Modular multiplication, exponents, cycle length and gcd in a proof

Question

I have been reading a proof for quite some time now, I think I understood it but I am stuck in the following description ($\lambda$ is the cycle length of the powers of $a$) , $e \in {0, 1, 2, ... \lambda - 1}$ and $l(a)$ the cycle length of the powers of $a$:

If $e$ is a positive integer then $(a^e)^f \equiv 1 \pmod p$ if and only if $e\cdot f$ is a multiple of $\lambda$. This occurs only if $f$ is a multiple of $$\frac{\lambda}{\gcd(e, \lambda)}$$

From this we find that: $$l(a^e) = \frac{l(a)}{\gcd(e,\lambda)}$$

I don't understand how we determined what is the form of $f$. The $\frac{\lambda}{\gcd(e, \lambda)}$ reminds me the $lcm$ since $e\cdot \lambda = \gcd(e,\lambda) \cdot lcm(e,\lambda) \implies lcm = \frac{e\lambda}{gcd(e, \lambda)}$
but I am not sure if that is indeed relevant and how we ignore $e$ and get the last formula for $l(a^e)$.

Could someone please help me understand this?

Answer 1

Your issue seems to be this basic number theory result:

For integer $m,n,b$ if $mn$ is a multiple of $b$ then $m$ is a multiple of $\frac b{\gcd(b,n)}$ and $n$ is a multiple of $\frac b{\gcd(b,m)}$.

This very easy to verify.

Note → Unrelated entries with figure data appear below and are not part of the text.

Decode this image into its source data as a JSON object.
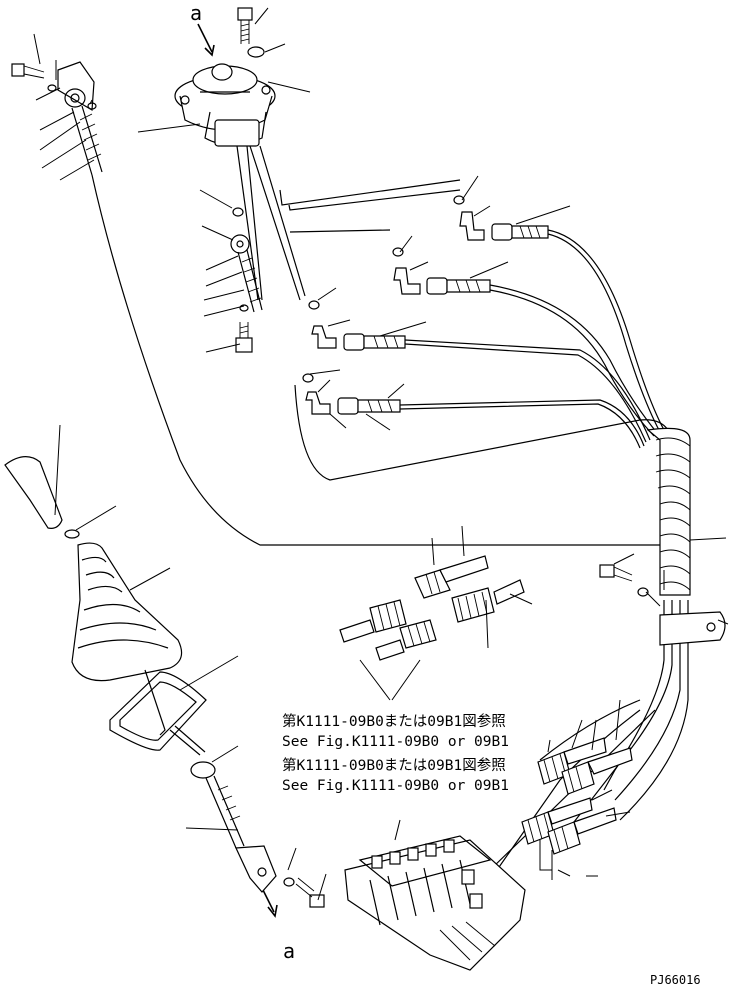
{
  "diagram": {
    "marker_top": "a",
    "marker_bottom": "a",
    "reference_lines": [
      {
        "jp": "第K1111-09B0または09B1図参照",
        "en": "See Fig.K1111-09B0 or 09B1"
      },
      {
        "jp": "第K1111-09B0または09B1図参照",
        "en": "See Fig.K1111-09B0 or 09B1"
      }
    ],
    "drawing_code": "PJ66016"
  }
}
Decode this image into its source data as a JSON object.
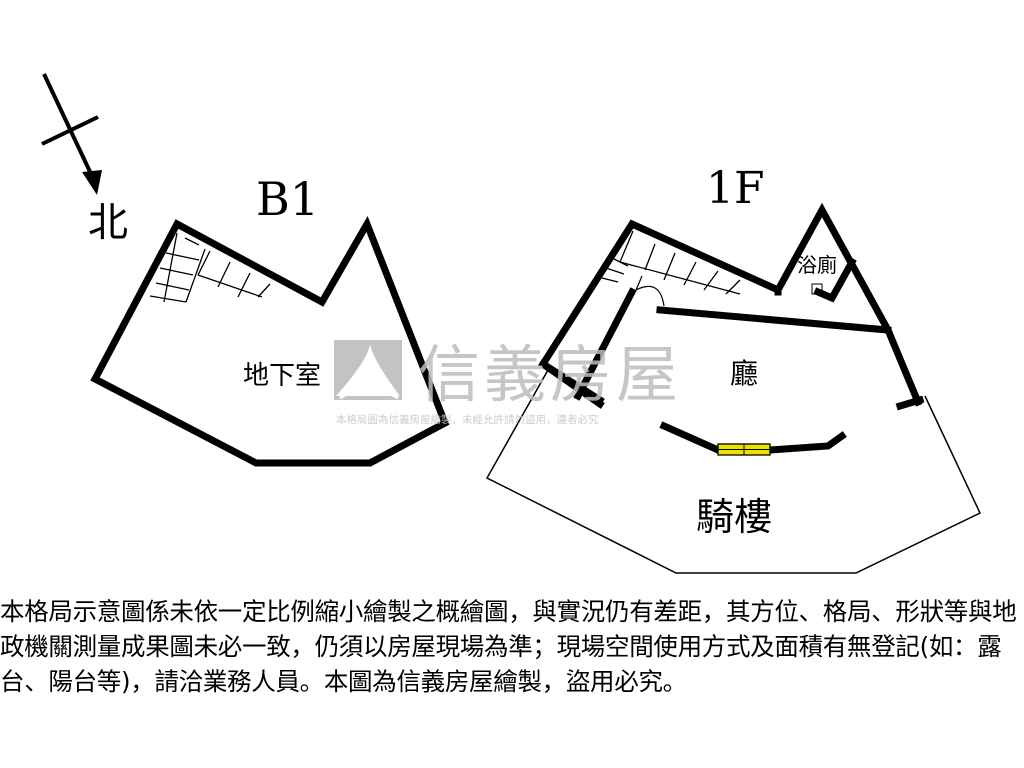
{
  "compass": {
    "north_label": "北"
  },
  "floors": {
    "b1": {
      "title": "B1",
      "room": "地下室"
    },
    "f1": {
      "title": "1F",
      "bathroom": "浴廁",
      "hall": "廳",
      "arcade": "騎樓"
    }
  },
  "watermark": {
    "brand": "信義房屋",
    "notice": "本格局圖為信義房屋繪製，未經允許請勿盜用，違者必究"
  },
  "disclaimer": "本格局示意圖係未依一定比例縮小繪製之概繪圖，與實況仍有差距，其方位、格局、形狀等與地政機關測量成果圖未必一致，仍須以房屋現場為準；現場空間使用方式及面積有無登記(如：露台、陽台等)，請洽業務人員。本圖為信義房屋繪製，盜用必究。",
  "colors": {
    "wall": "#000000",
    "window": "#f0e000",
    "watermark": "#bdbdbd"
  }
}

If $mn$ is a multiple of $b$ then

$mn = kb$ for some integer $k$.

Now $\gcd(b,n)$ divides both $b$ and $n$ so we can divide both sides by $\gcd(b,n)$ to get

$m[\frac {n}{\gcd(b,n)}] = k[\frac b{\gcd(b,n)}]$

(Note: even though the values written in the square brackets are written as fractions, they are, of course, integers and the denominators do divide the numerators.)

Now as all are integers these means $[\frac{n}{\gcd(b,n)}]$ divides $k[\frac b{\gcd(b,n)}]$. But $[\frac{n}{\gcd(b,n)}]$ and $[\frac b{\gcd(b,n)}]$ are relatively prime integers, we must have that $[\frac{n}{\gcd(b,n)}]$ divides $k$[*].

So we can divide both sides by $[\frac{n}{\gcd(b,n)}]$ to get

$m = [\frac k{[\frac{n}{\gcd(b,n)}]}][\frac{n}{\gcd(b,n)}]$

.... and that's that. $[\frac k{[\frac{n}{\gcd(b,n)}]}]$ is an integer and so $m$ is a multiple of $[\frac{n}{\gcd(b,n)}]$.

.....

From that the proof follows straightforwardly:

$a^k\equiv 1$ if and only if $k$ is a multiple of $\lambda$.

So $(a^e)^f=a^{ef}\equiv 1$ if and only if $ef$ is a multiple of $\lambda$.

So as $ef$ is a multiple of $\lambda$, we just proved that that means $f$ must be a multiple of $\frac {\lambda}{\gcd(\lambda, e)}$.

That's it.

........

[*] I hope you are familiar with this more basic number theory result:

For integers $a,b,k$, if $b$ divides $ak$ but $\gcd(b,k)=1$ then $b$ divides $a$.

This result should be intuitively obvious as all the divisors of $b$ divide into $ak$ but none of the divisors have anything in common with $b$ (which is relatively prime to $a$) so all the divisors of $b$ must divide into $k$.

More formally: If $b = \prod p_i^{m_i}$ is the unique prime factorisation of $b$ and than as $\gcd(a,b) =1$ non of the $p_i^{m_i}$ divide $ak$. But as $b$ and $k$ are relatively prime no $p_i$ can divide $k$ so by Euclid's Lemma $p_i^{m_i}|a$. So $b = \prod p_i^{m_i}|a$.